I also began the difficult process of re-examining my old belief systems, and attempting to look at things from a different perspective. I started to realize that, while I cannot change the past, I am able to choose how I look at it, as well how I perceive the present. And this has brought, at times, tremendous peace into my life, and has allowed me to more freely trust my own instincts. I am less afraid to look within, to really look at myself, for fear of what I might see. Because I like who I am now, and I realize that I'm not that different than anyone else.
And that's truly all I ever really wanted, was to belong.
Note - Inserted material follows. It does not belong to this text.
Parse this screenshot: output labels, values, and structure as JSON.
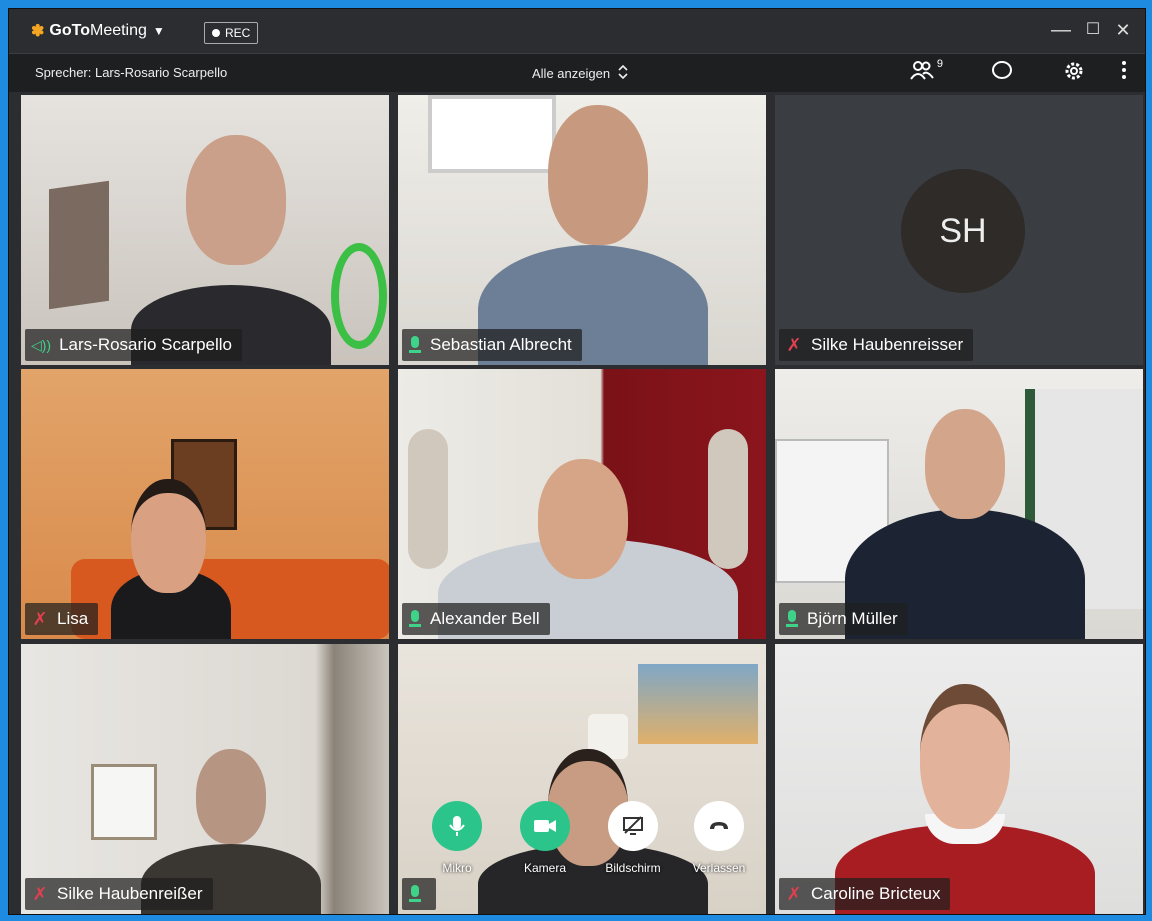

This is not to say that it's all been easy. It's not all peaches and cream once you make a choice to look at life in a different way. In fact, it can be more difficult in many ways, because when you eventually veer off the path, and you do, trust me, it can be even harder to get back on course. But I've learned, for me, the trick is to not be so hard on myself. I've come to realize that, just as I try not to judge another for his perceived "shortcomings," it is equally important not to judge myself for my own. As someone once said, we are all spiritual beings having a human experience. And you just never know where someone else is on his or her own spiritual path.
I do know, in my heart, that we are all in this together, and that whether we realize it or not, we are all on a spiritual journey.